In 2001, government adviser the Joint Nature Conservation Committee published a review of the UK’s Special Protection Areas, the sites classified in accordance with the European commission’s birds directive, which seeks to legally protect endangered species and their habitats. It concluded that, alongside the hen harrier and the merlin, the gull was now a “qualifying species” within the Bowland SPA because it “supported a population of European importance”. However, 12 years later, the official SPA citation document for Bowland has still not been updated to reflect that the gull should be a qualifying species deserving of legal protection.
NE admitted to the Guardian that this “mismatch” was still causing confusion, and that the culling at Abbeystead is therefore continuing legally. It said: “That the species still does not officially appear on the domestic SPA citation for Bowland is one of a number of instances where the 2001 review recommendations have yet to be translated into domestic legal documentation. There are other, similar instances at 97 other UK SPAs. The SPA Ramsar scientific working group and the Natura 2000 & Ramsar steering committee are aware of these and working towards a resolution. In the meantime, work continues to ensure that all species, which should be protected as part of an SPA, are safeguarded accordingly.”

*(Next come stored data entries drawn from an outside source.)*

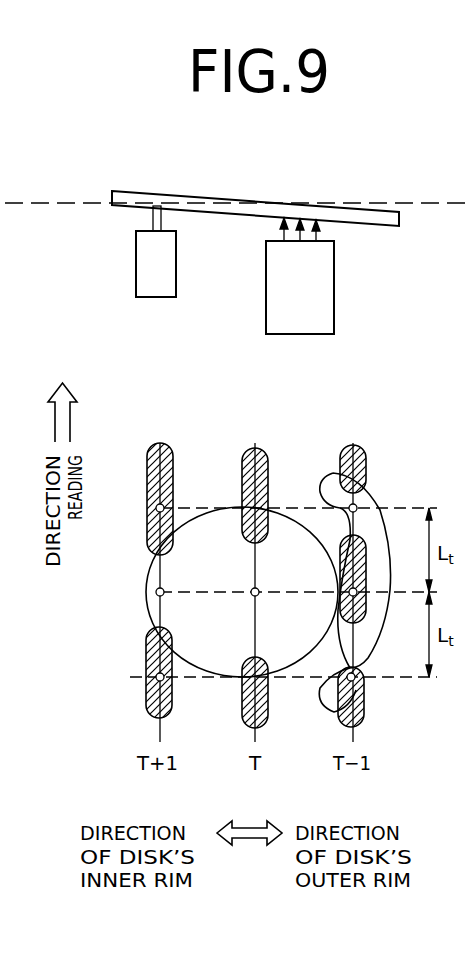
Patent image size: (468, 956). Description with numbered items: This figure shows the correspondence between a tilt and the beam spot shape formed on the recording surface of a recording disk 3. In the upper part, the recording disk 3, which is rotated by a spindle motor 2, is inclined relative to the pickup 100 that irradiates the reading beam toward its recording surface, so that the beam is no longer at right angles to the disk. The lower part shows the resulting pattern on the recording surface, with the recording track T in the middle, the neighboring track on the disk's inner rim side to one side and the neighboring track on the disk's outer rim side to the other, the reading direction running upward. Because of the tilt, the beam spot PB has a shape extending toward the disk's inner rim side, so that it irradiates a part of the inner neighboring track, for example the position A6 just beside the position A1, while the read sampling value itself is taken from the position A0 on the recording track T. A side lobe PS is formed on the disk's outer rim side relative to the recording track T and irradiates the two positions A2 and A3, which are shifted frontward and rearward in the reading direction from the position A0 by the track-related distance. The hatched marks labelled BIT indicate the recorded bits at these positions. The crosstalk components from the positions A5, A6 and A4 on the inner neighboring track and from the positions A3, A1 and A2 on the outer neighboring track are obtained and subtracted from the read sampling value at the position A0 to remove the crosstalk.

The spindle motor 2 is at (136, 259).
The recording disk 3 is at (272, 200).
The pickup 100 is at (266, 318).
The beam spot PB is at (198, 522).
The side lobe PS is at (329, 476).
The recorded bit (pit) BIT is at (128, 674).
The position on recording track T A0 is at (260, 589).
The position on recording track T-1 A1 is at (343, 598).
The position on recording track T-1 A2 is at (357, 504).
The position on recording track T-1 A3 is at (361, 690).
The position on recording track T+1 A4 is at (157, 504).
The position on recording track T+1 A5 is at (166, 683).
The position on recording track T+1 A6 is at (166, 589).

NE added that the reason why very few of the 2001 review’s recommendations had been formally adopted was “principally due to resource issues and a need to prioritise marine SPA work”. A new review was now under way, it stressed, which will “mop up many of the 2001 recommendations”.
NE said it has been in dialogue with the Abbeystead estate since at least 2011 in an attempt to “seek the cessation of the current regime of disturbance and culling of [the gull] at Bowland Fells”. It added: “These discussions are ongoing. Working through agreement remains Natural England’s preferred approach. At Bowland Fells, as elsewhere, we pursue any modifications to existing consents on a voluntary basis with the aim of achieving a negotiated position with owner occupiers. Natural England’s policy is to use enforcement as a last resort as, in most circumstances, it is a much lengthier and more costly process and can be subject to appeal.”

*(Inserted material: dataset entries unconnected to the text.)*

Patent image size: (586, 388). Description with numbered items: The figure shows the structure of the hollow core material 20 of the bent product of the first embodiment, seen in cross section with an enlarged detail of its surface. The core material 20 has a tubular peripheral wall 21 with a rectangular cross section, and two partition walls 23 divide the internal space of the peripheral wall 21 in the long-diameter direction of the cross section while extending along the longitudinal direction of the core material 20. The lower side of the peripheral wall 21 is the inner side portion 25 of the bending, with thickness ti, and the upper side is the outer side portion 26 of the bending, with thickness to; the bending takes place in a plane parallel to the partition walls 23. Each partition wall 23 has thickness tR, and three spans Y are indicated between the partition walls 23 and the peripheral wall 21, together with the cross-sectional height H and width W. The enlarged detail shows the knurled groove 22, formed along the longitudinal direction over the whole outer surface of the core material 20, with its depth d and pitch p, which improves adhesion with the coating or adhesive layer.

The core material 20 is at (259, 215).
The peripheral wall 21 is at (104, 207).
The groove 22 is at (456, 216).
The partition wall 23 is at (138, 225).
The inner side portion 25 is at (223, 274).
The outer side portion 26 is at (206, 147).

Martin Harper, the RSPB’s director of conservation, said: “The annual cull of lesser black-backed gulls in the Forest of Bowland should be halted. The gull’s population is in serious decline nationally and an urgent evidence-led review is required to determine, once and for all, if there are any grounds for it to continue.
“Historically, the RSPB has reluctantly accepted the need for the Bowland population to be reduced on public health grounds to protect the water supply. We no longer think that this is still justified. The parlous state of lesser black-backed gulls around the UK is of serious concern as colonies in Cumbria and Suffolk are also in decline for reasons that are not clear; in Bowland we believe the decline can be reversed by stopping the cull.”
Packham said he was “completely unaware of this travesty”. He added: “In these days of widespread decline and the accompanying need for increasingly effective conservation, this perverse anomaly strikes me as particularly inexcusable on any level. The fate of a species should not be imperilled by the murderous desires of a minority. Here is a perfect opportunity for the shooting fraternity to publicly put their house in order and I sincerely hope they do.”
The Grosvenor Estate said: “As we are involved in a dialogue with Natural England together with other land-owners, about the management of Bowland Fells, including the Abbeystead estate, we are not in a position to comment.”